5 smart ways to use your tax return for homeownership in 2026

As tax season has begun winding down, sizeable returns are beginning to hit bank accounts for many Americans. You may be asking yourself how you can use your tax return to make the smartest financial investment for your future. Tax returns are often used to fund a variety of situations, whether it’s paying for a vacation, stashing away emergency funds, buying a new TV, or playing catch up on bills. Yet homeownership may be one of the most fruitful ways to use your tax return.
Homeownership can be an excellent long-term investment, particularly across the Raleigh-Durham metro area. As an example, homeowners in the Triangle remain equity rich, and many in Wake County have properties worth twice as much as they owe on their homes. The Triangle market isn’t expected to slow any time soon, and it’s become more balanced in recent years. This means homeownership in the Triangle continues to offer long-term stability and strong equity-building potential. That’s especially true when buyers make informed, strategic decisions. And as JAG real estate agent Kim Myers says, even smaller refunds can be used strategically to create value, regardless of whether you’re buying, making updates to a home, or preparing to sell.

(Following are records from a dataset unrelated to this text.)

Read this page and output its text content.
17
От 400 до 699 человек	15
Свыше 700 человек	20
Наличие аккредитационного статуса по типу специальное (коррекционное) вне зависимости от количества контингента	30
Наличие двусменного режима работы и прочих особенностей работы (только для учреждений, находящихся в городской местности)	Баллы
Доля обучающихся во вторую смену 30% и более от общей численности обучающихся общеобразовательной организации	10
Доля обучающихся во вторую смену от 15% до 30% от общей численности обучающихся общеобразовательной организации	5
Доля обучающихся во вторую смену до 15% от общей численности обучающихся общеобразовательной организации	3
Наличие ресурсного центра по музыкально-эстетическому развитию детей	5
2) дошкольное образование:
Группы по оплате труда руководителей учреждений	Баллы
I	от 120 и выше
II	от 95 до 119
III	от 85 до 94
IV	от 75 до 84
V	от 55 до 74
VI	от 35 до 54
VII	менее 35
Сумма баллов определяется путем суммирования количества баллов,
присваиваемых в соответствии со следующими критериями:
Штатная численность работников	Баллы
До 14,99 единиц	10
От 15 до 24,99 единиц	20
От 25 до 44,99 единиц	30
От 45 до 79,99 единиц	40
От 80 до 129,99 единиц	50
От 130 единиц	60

If you’re looking for ways to use your tax return to boost your wealth, here are 5 ways you can use it to your benefit for homeownership.
Invest in home maintenance
If you already own a home, it may be smart to begin looking into renovations or making updates to increase your home’s equity. A small renovation or update to your home can go a long way toward increasing the wealth you have in your home. Simple updates like fresh paint, flooring, lighting, and energy-efficient improvements can meaningfully increase your home’s value and appeal.
Myers cautioned homeowners to be realistic about what they’re wanting to do in their homes, however. Her recommendation is to find a real estate agent who can help guide you toward the right type of work.
“A good real estate agent will tell you what kind of return you’re going to get on the investment that you put into the property by upgrading,” she said. “And it can be substantial. So not only is there a chance that you get that refund back when you list, but make more on the home when you sell it if you put the money in the right places for upgrades.”
Put more money toward your mortgage
Making one extra payment per year does more than help you pay your mortgage off early. It can also save you thousands of dollars over the life of your loan. If you can dedicate your full tax return to the principal on your mortgage each year, it will go a long way toward helping you increase your wealth in the future, though you’ll want to make sure it’s the smartest investment for your needs.
Talk to your loan servicer before you choose to prepay your mortgage to make sure there are no prepayment penalties involved. And be sure to weigh this option against other financial goals to make sure it’s right for your priorities.
Prepare your home for sale
Myers said one of the smart ways to use tax return money is to make the upgrades you need to list your home and move to your next one.
The best way to determine what to do is to meet with a real estate agent and find out what actually needs to be done in order to get your house ready to list,” he recommended. “It could be something like fresh paint, carpet, flooring, some type of upgrade on light fixtures. It doesn’t necessarily have to be a large refund in order to do some of these things. And you can do whole house painting for about $6,000 if you have somebody do it. If you do it yourself, it could be a lot less than that.”
An experienced real estate agent will help you determine what needs to be done to get the most out of your listing and the total you’ll get back when your home sells.
Set aside money for a down payment
While many buyers believe a 20% down payment is required, today’s loan options often allow for much less — sometimes as low as 3 to 5%, depending on the loan program. In 2025, the median down payment for first-time buyers was 10%. Still, the more money you can save for a down payment, the better the chances you’ll have to buy a home in the hot Triangle market.
There are many advantages to a higher down payment, including better loan options, lower monthly payments, and savings on private mortgage insurance. Saving money now can put you at an advantage in the long run.
Save for a due diligence fee
In the Triangle market, due diligence fees are still common when making an offer, and it can vary depending upon competition and strategy. This fee is a deal sweetener and will take the home off the market if your offer is accepted while the home goes through appraisal. The great thing is this fee can be used for closing costs once that time comes.
The more money you have set aside for due diligence, the better off you’ll be when making an offer on the perfect home for your needs.
Making your money work for you
No matter what phase of homeownership you’re in, you can find a smart use for your tax return to increase your wealth. Be sure to talk to your financial advisor for advice on how to make your return work best for you.